Ok, maybe the math is my problem too. Honestly, I don't know what kind of losses you'd get from trying to to make a cannonball travel at more than mach 7. I also don't know how to estimate the extra force needed to compress a propellant gas to the point that it imparts enough force. I don't even know if a cannonball would survive, a meteor with these specs would survive re-entry but for launching the curves get reversed. Compression heating? Ablation effects? Hypersonic aerodynamics near the ground? *shrug*

Anyway, if you want to get that cannonball to hit something in orbit your issue is that you end up needing an explosive force measured in metric tons of TNT, and consequently your "barrel" and projectile has to withstand that while the force is transmitted. You need to concentrate that force too, since it's pressure, the more (chamber) surface area subjected to the force the more energy is needed to get the same acceleration. If you want a better number you'd need a much better physicist than I. Actually I'm hoping someone competent can tell me how many orders of magnitude off I am with those numbers.
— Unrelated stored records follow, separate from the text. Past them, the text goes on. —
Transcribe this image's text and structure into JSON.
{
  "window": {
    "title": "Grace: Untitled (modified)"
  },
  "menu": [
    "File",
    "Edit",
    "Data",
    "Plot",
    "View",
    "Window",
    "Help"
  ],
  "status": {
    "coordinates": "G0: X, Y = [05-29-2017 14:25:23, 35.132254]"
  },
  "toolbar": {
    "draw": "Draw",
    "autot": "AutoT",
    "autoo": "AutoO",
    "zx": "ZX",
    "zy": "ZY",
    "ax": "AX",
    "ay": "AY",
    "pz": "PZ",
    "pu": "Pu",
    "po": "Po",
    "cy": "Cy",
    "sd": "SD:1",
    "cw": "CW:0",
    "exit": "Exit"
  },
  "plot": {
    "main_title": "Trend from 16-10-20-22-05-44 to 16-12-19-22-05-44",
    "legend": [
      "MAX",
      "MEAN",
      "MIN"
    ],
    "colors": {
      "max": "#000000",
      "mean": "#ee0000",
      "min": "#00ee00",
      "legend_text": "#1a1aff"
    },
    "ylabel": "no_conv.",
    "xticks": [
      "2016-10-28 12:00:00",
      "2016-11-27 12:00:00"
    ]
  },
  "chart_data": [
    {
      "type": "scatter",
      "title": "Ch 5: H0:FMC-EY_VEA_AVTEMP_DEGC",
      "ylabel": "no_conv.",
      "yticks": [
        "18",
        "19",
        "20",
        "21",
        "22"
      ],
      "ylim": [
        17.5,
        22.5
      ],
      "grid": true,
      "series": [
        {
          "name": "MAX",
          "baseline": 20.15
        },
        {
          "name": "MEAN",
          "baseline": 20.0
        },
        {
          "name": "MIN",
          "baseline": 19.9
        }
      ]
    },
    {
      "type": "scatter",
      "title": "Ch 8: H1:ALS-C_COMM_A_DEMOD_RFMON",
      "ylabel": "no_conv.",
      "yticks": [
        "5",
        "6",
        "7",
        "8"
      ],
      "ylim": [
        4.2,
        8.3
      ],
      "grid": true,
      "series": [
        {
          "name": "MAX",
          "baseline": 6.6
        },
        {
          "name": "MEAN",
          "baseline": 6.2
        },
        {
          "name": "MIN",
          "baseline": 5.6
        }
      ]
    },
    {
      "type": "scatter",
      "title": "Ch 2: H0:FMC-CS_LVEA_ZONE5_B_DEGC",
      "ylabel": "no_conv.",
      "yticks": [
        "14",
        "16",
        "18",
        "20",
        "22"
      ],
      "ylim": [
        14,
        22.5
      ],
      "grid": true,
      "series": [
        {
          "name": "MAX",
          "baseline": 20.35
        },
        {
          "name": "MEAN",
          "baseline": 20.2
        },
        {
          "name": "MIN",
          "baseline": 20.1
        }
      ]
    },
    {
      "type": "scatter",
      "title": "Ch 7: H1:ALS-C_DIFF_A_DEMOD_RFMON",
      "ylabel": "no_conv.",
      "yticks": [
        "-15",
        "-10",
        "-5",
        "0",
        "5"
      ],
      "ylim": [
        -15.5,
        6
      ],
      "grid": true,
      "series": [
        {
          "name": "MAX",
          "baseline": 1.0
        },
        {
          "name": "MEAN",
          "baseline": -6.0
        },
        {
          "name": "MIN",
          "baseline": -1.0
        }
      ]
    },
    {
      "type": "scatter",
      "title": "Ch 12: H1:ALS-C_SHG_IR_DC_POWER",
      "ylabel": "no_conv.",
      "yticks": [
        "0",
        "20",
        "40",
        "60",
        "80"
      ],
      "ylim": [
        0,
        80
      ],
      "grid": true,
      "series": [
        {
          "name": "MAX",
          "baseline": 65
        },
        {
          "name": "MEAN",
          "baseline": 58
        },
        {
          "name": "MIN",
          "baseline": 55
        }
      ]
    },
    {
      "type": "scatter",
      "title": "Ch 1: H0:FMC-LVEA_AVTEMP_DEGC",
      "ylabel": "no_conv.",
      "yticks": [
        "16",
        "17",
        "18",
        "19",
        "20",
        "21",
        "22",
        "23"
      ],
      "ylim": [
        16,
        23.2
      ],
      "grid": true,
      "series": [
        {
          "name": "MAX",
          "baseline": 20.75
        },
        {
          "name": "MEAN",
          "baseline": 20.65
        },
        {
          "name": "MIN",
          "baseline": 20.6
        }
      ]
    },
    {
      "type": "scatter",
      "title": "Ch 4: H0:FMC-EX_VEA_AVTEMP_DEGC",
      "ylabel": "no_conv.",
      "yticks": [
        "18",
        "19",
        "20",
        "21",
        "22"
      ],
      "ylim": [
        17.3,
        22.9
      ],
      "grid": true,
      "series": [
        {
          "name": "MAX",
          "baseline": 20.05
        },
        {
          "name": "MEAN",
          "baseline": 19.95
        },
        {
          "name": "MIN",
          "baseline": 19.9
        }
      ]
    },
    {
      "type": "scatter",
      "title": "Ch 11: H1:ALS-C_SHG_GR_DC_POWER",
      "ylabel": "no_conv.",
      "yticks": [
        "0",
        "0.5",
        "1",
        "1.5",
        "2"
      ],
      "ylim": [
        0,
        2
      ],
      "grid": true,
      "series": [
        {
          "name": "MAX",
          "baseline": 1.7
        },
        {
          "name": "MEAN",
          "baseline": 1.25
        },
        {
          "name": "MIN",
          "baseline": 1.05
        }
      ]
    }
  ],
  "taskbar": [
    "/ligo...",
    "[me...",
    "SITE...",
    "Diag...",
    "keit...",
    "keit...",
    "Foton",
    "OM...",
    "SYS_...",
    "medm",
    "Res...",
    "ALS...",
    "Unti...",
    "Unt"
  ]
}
As a final note, I'm using explosive forces here because achieving the same thing through pressure build up is far less practical, if only because concentrating that force and making a working release mechanism adds lots of problems while increasing mechanical losses. Volcanoes and earthquakes can easily build up and release enough energy to put something in orbit but I'd say it's impossible direct/concentrate that energy into a projectile. Surface area is your enemy with any pressure system.

...

What, you want to know how I'd solve the problem? Blow a few big volcanoes and put enough ash in the atmosphere to obscure the surveillance while you arrange a more permanent elimination of both people and tech. As a bonus, the transmitted footage will send a "really unpleasant place to live" message to whoever views it. Sadly it's probably too much to hope that you can hit their settlement with the lava, but a tsunami would do the job without looking too suspicious to a remote observer.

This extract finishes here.